Her new show, The Reid Report—its name is borrowed from her blog and personal Twitter handle—will launch on Feb. 24 at 2 p.m. The program is slated to be what Reid—who’s already a regular MSNBC contributor and frequent guest host, in addition to her roles as managing editor of The Grio and Miami Herald columnist—calls a “table-setter for prime time” that includes “a lot of policy and politics, as well as things happening in the culture right then and there.
“Everyone at MSNBC has a different, unique perspective,” she says. So, how will her personality and priority color her daily hour? One thing’s clear: The veteran journalist delights in the opportunity to weigh in on the messy places where race rears it head amid political and cultural headlines.
Her background suggests that when this happens, she’s going to do just what seems to have always come naturally to her: Give it to America straight.

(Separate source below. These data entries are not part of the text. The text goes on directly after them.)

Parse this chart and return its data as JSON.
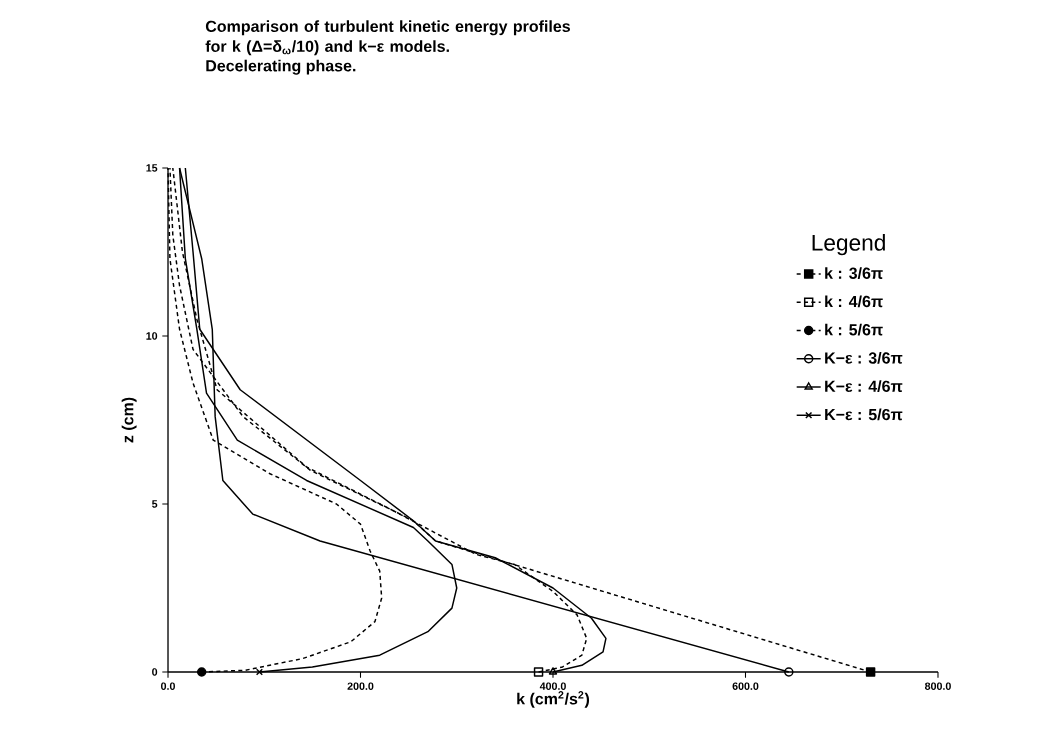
{
  "chart_data": {
    "type": "line",
    "title": "Comparison of turbulent kinetic energy profiles for k (Δ=δ$_{ω}$/10) and k−ε models.",
    "subtitle": "Decelerating phase.",
    "xlabel": "k (cm$^{2}$/s$^{2}$)",
    "ylabel": "z (cm)",
    "legend_title": "Legend",
    "xlim": [
      0,
      800
    ],
    "ylim": [
      0,
      15
    ],
    "xticks": [
      {
        "value": 0,
        "label": "0.0"
      },
      {
        "value": 200,
        "label": "200.0"
      },
      {
        "value": 400,
        "label": "400.0"
      },
      {
        "value": 600,
        "label": "600.0"
      },
      {
        "value": 800,
        "label": "800.0"
      }
    ],
    "yticks": [
      0,
      5,
      10,
      15
    ],
    "grid": false,
    "legend": "right",
    "series": [
      {
        "name": "k     : 3/6π",
        "color": "#000000",
        "line_style": "dashed",
        "x": [
          730,
          278,
          255,
          144,
          51,
          30,
          15,
          5
        ],
        "values": [
          0,
          3.9,
          4.5,
          6.1,
          8.4,
          10.5,
          12.5,
          15
        ]
      },
      {
        "type": "scatter",
        "color": "#000000",
        "marker": "square",
        "x": [
          730
        ],
        "values": [
          0
        ]
      },
      {
        "name": "k     : 4/6π",
        "color": "#000000",
        "line_style": "dashed",
        "x": [
          385,
          410,
          430,
          435,
          425,
          400,
          360,
          320,
          234,
          148,
          78,
          26,
          12,
          5,
          2
        ],
        "values": [
          0,
          0.15,
          0.5,
          1.0,
          1.7,
          2.4,
          3.2,
          3.5,
          4.8,
          6.0,
          7.6,
          9.6,
          11.5,
          13,
          15
        ]
      },
      {
        "type": "scatter",
        "color": "#000000",
        "marker": "square",
        "x": [
          385
        ],
        "values": [
          0
        ]
      },
      {
        "name": "k     : 5/6π",
        "color": "#000000",
        "line_style": "dashed",
        "x": [
          35,
          80,
          140,
          190,
          215,
          222,
          220,
          210,
          200,
          175,
          106,
          47,
          26,
          12,
          2,
          0
        ],
        "values": [
          0,
          0.05,
          0.4,
          0.9,
          1.5,
          2.2,
          3.0,
          3.6,
          4.4,
          5.0,
          5.9,
          6.9,
          8.6,
          10.2,
          12.3,
          15
        ]
      },
      {
        "type": "scatter",
        "color": "#000000",
        "marker": "circle",
        "x": [
          35
        ],
        "values": [
          0
        ]
      },
      {
        "name": "K−ε : 3/6π",
        "color": "#000000",
        "line_style": "solid",
        "x": [
          645,
          158,
          88,
          57,
          49,
          46,
          35,
          12
        ],
        "values": [
          0,
          3.9,
          4.7,
          5.7,
          7.6,
          10.2,
          12.3,
          15
        ]
      },
      {
        "type": "scatter",
        "color": "#000000",
        "marker": "circle",
        "x": [
          645
        ],
        "values": [
          0
        ]
      },
      {
        "name": "K−ε : 4/6π",
        "color": "#000000",
        "line_style": "solid",
        "x": [
          400,
          430,
          452,
          455,
          440,
          400,
          340,
          278,
          255,
          200,
          75,
          33,
          26,
          18
        ],
        "values": [
          0,
          0.2,
          0.6,
          1.0,
          1.6,
          2.5,
          3.4,
          3.9,
          4.5,
          5.7,
          8.4,
          10.2,
          12.5,
          15
        ]
      },
      {
        "type": "scatter",
        "color": "#000000",
        "marker": "triangle",
        "x": [
          400
        ],
        "values": [
          0
        ]
      },
      {
        "name": "K−ε : 5/6π",
        "color": "#000000",
        "line_style": "solid",
        "x": [
          95,
          150,
          220,
          270,
          295,
          300,
          295,
          270,
          255,
          144,
          72,
          40,
          30,
          18,
          12
        ],
        "values": [
          0,
          0.15,
          0.5,
          1.2,
          1.9,
          2.5,
          3.2,
          3.9,
          4.3,
          5.7,
          6.9,
          8.3,
          10.2,
          12.3,
          15
        ]
      },
      {
        "type": "scatter",
        "color": "#000000",
        "marker": "cross",
        "x": [
          95
        ],
        "values": [
          0
        ]
      }
    ]
  }
}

Reid is no stranger to looking at current events through the lens of the African-American experience. On any given day at The Grio, she says, “our goal is to find what the broadest spectrum of black readers care about.” She doesn’t drop that perspective entirely at the door of the MSNBC set, either. While the demographics are different, she insists, “It’s crucial that the African-American voice and perspective isn’t drowned out.”

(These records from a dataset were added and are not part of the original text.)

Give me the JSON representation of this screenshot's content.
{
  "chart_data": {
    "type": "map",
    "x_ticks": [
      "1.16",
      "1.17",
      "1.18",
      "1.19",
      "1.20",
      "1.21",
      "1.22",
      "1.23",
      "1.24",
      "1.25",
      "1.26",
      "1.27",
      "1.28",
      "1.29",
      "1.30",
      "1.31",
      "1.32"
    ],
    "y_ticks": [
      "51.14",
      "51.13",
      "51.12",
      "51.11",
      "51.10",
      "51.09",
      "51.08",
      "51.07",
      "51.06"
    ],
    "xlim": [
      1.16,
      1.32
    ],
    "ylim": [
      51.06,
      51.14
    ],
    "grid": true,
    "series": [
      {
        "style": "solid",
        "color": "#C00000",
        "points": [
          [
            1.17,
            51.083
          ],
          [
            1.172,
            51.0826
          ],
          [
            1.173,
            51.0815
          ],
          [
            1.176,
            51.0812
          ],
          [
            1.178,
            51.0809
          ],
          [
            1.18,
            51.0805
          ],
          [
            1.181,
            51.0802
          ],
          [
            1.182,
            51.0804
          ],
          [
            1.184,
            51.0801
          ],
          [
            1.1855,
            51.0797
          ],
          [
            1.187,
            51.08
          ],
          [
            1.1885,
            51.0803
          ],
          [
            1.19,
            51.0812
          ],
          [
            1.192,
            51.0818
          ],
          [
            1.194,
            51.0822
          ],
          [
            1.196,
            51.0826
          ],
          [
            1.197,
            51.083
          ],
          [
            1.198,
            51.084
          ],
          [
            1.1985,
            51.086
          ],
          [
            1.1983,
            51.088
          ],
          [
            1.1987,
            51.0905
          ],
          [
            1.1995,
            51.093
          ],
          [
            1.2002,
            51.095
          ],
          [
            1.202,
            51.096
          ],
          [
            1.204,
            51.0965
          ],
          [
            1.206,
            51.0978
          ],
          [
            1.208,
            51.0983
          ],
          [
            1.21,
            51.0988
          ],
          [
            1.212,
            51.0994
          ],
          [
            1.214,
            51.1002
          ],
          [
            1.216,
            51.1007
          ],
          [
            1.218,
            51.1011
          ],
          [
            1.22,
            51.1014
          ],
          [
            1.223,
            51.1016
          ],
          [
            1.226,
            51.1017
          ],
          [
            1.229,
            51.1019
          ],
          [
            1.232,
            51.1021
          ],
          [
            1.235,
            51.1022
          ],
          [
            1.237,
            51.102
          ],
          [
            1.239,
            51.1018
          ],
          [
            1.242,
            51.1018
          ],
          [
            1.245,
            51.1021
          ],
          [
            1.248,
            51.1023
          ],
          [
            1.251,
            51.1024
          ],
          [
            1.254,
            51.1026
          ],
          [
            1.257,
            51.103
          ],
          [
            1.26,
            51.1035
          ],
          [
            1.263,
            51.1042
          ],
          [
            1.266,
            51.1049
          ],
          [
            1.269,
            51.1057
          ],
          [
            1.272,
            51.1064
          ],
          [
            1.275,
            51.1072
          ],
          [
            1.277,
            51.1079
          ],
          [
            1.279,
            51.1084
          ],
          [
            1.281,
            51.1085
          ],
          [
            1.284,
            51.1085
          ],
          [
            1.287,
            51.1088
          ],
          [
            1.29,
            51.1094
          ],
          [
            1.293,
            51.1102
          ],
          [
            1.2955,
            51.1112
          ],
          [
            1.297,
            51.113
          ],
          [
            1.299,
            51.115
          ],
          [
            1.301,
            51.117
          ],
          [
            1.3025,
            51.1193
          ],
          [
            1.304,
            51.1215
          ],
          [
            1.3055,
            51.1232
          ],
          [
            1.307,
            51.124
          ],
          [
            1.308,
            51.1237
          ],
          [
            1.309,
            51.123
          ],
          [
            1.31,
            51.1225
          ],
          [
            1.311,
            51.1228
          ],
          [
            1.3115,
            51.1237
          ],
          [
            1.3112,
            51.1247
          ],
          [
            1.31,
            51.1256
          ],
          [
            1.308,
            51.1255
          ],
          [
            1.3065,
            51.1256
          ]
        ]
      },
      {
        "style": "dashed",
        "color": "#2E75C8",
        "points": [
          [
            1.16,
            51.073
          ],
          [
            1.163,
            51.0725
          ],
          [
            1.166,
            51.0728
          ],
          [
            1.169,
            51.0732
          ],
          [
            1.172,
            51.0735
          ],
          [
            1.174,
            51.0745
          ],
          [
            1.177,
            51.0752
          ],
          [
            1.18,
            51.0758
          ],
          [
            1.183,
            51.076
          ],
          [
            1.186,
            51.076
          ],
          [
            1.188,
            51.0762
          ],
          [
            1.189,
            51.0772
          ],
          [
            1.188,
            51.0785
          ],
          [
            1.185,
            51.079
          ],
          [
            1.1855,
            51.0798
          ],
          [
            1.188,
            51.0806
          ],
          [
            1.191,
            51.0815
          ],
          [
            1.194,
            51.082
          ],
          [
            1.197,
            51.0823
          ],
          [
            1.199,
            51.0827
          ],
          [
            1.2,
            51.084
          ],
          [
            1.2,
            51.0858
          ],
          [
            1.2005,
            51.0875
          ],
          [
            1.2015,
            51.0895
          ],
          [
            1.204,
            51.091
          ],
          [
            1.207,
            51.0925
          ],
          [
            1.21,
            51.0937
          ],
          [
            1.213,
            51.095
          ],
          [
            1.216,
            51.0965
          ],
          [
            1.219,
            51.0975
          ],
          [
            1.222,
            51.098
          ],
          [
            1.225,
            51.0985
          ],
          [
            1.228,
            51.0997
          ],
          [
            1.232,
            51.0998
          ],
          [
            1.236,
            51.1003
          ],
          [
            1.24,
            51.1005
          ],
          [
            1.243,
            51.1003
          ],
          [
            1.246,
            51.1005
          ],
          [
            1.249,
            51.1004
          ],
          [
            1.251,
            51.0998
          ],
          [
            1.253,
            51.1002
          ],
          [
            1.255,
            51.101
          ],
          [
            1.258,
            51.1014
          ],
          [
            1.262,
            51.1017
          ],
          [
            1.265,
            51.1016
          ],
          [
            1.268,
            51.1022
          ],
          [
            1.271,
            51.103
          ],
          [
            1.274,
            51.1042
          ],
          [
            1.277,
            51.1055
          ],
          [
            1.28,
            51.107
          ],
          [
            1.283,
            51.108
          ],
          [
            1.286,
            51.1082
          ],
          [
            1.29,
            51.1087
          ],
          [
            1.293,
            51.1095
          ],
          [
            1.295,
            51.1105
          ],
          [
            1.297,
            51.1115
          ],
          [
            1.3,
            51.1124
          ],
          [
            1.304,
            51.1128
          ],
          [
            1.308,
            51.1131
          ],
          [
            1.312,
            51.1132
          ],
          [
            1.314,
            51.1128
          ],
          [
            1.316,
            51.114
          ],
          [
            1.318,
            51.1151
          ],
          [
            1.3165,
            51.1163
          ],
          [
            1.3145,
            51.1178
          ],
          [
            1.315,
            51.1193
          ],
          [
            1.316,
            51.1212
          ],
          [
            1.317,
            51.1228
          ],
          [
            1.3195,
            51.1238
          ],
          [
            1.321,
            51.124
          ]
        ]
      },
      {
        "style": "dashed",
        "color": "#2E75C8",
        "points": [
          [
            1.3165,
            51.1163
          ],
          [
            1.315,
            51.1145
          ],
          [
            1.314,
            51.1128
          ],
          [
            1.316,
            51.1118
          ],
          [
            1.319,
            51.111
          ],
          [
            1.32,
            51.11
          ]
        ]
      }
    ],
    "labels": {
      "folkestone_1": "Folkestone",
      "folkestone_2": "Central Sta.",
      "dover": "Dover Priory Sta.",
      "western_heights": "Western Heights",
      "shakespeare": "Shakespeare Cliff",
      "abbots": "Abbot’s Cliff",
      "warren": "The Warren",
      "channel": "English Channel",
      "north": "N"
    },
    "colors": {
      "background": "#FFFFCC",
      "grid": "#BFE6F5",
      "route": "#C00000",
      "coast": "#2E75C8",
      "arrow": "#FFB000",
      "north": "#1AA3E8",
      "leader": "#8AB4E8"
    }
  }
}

Not far from her mind as she curates news and interviews guests on The Reid Report will be the book she’s working on, which unpacks the racial and cultural history of the Democratic Party. And it’s worth noting that when it comes to her ethnicity and political party, she sees the former as a more reliable lens through which to filter current events.
“It’s hard not to view things as a black person. For African Americans, your racial identity is something that affects the way your life is lived out,” she explains. “The Democrats used to be the Republicans, and if they were to go back, I wouldn’t be there with them. The Democratic Party in this iteration is more welcoming ideologically to me, but these parties change.”

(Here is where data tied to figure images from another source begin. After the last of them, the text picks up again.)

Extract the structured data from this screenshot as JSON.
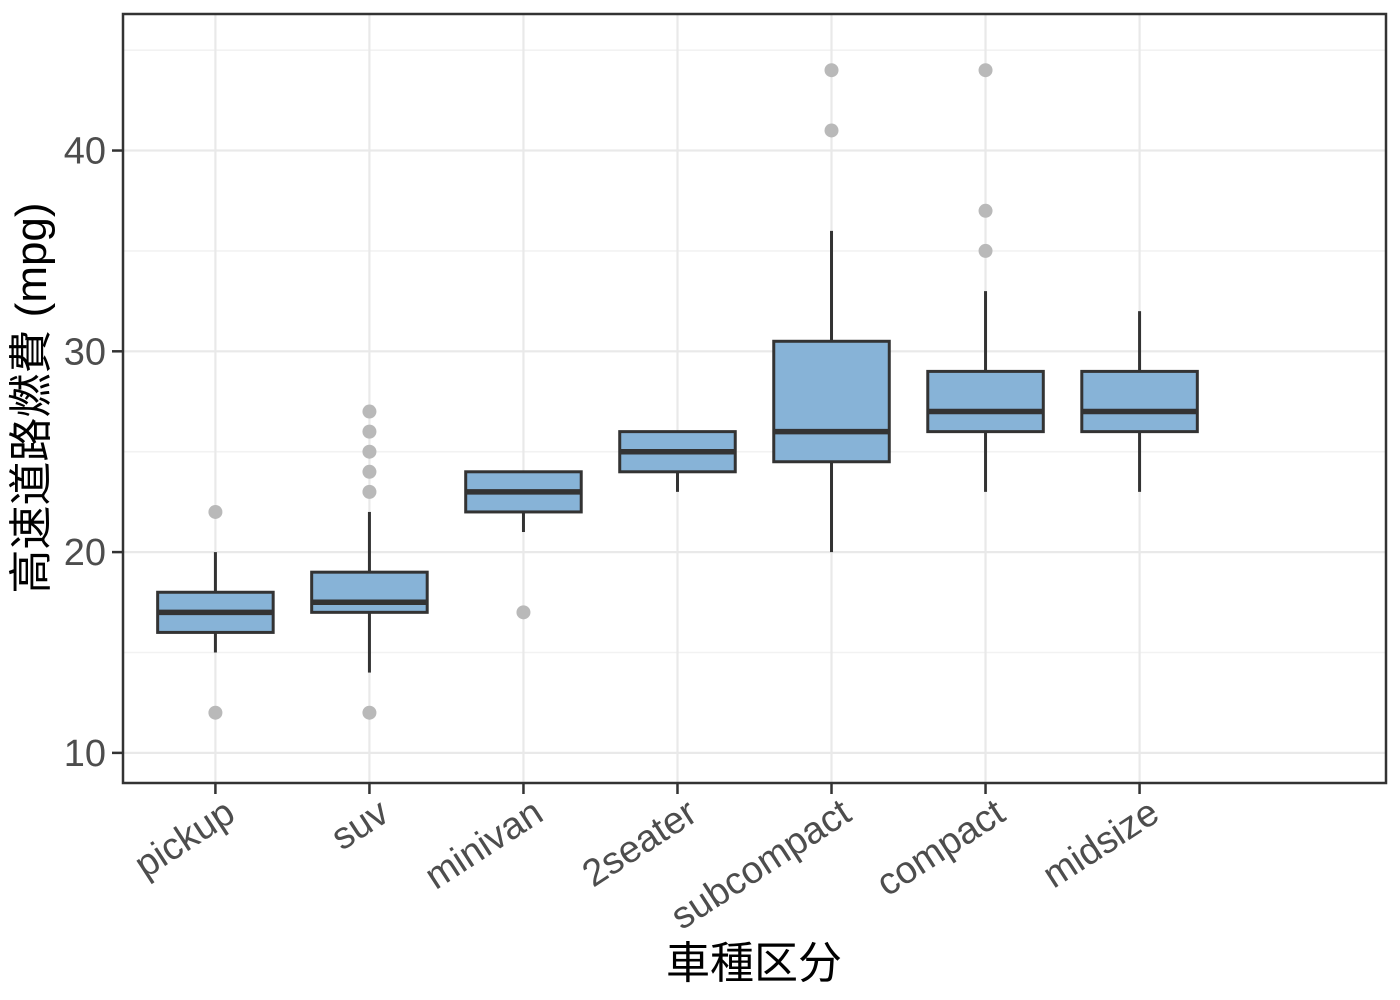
{
  "chart_data": {
    "type": "boxplot",
    "title": "",
    "xlabel": "車種区分",
    "ylabel": "高速道路燃費 (mpg)",
    "legend": "none",
    "grid": "on",
    "y_ticks": [
      10,
      20,
      30,
      40
    ],
    "y_tick_labels": [
      "10",
      "20",
      "30",
      "40"
    ],
    "y_minor_ticks": [
      15,
      25,
      35,
      45
    ],
    "ylim": [
      8.5,
      46.8
    ],
    "categories": [
      "pickup",
      "suv",
      "minivan",
      "2seater",
      "subcompact",
      "compact",
      "midsize"
    ],
    "series": [
      {
        "category": "pickup",
        "whisker_low": 15,
        "q1": 16,
        "median": 17,
        "q3": 18,
        "whisker_high": 20,
        "outliers": [
          12,
          22
        ]
      },
      {
        "category": "suv",
        "whisker_low": 14,
        "q1": 17,
        "median": 17.5,
        "q3": 19,
        "whisker_high": 22,
        "outliers": [
          12,
          23,
          24,
          25,
          26,
          27
        ]
      },
      {
        "category": "minivan",
        "whisker_low": 21,
        "q1": 22,
        "median": 23,
        "q3": 24,
        "whisker_high": 24,
        "outliers": [
          17
        ]
      },
      {
        "category": "2seater",
        "whisker_low": 23,
        "q1": 24,
        "median": 25,
        "q3": 26,
        "whisker_high": 26,
        "outliers": []
      },
      {
        "category": "subcompact",
        "whisker_low": 20,
        "q1": 24.5,
        "median": 26,
        "q3": 30.5,
        "whisker_high": 36,
        "outliers": [
          41,
          44
        ]
      },
      {
        "category": "compact",
        "whisker_low": 23,
        "q1": 26,
        "median": 27,
        "q3": 29,
        "whisker_high": 33,
        "outliers": [
          35,
          37,
          44
        ]
      },
      {
        "category": "midsize",
        "whisker_low": 23,
        "q1": 26,
        "median": 27,
        "q3": 29,
        "whisker_high": 32,
        "outliers": []
      }
    ],
    "colors": {
      "box_fill": "#87b3d7",
      "box_stroke": "#333333",
      "median_stroke": "#333333",
      "whisker_stroke": "#333333",
      "outlier_fill": "#b9b9b9",
      "grid_major": "#e9e9e9",
      "grid_minor": "#f2f2f2",
      "panel_border": "#333333",
      "tick_mark": "#333333",
      "tick_text": "#4d4d4d",
      "title_text": "#000000",
      "background": "#ffffff"
    }
  }
}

A first-generation American with a father from the Congo and mother from Guyana, Reid says she was raised in a family that was not only hyper-engaged politically (“My mom taught us the importance of voting every time, from city council to the dog catcher,” she recalls), but also tended to see America from an outsider’s perspective. “My mother’s critique was very much an immigrant critique of the country—she viewed America in sort of an idyllic way, and then didn’t find it to be that way,” she says. Along with that critical take on politics and culture, she says her mom bestowed upon her something even more valuable for a pundit-in-the-making: plenty of encouragement to express herself. And that, she did.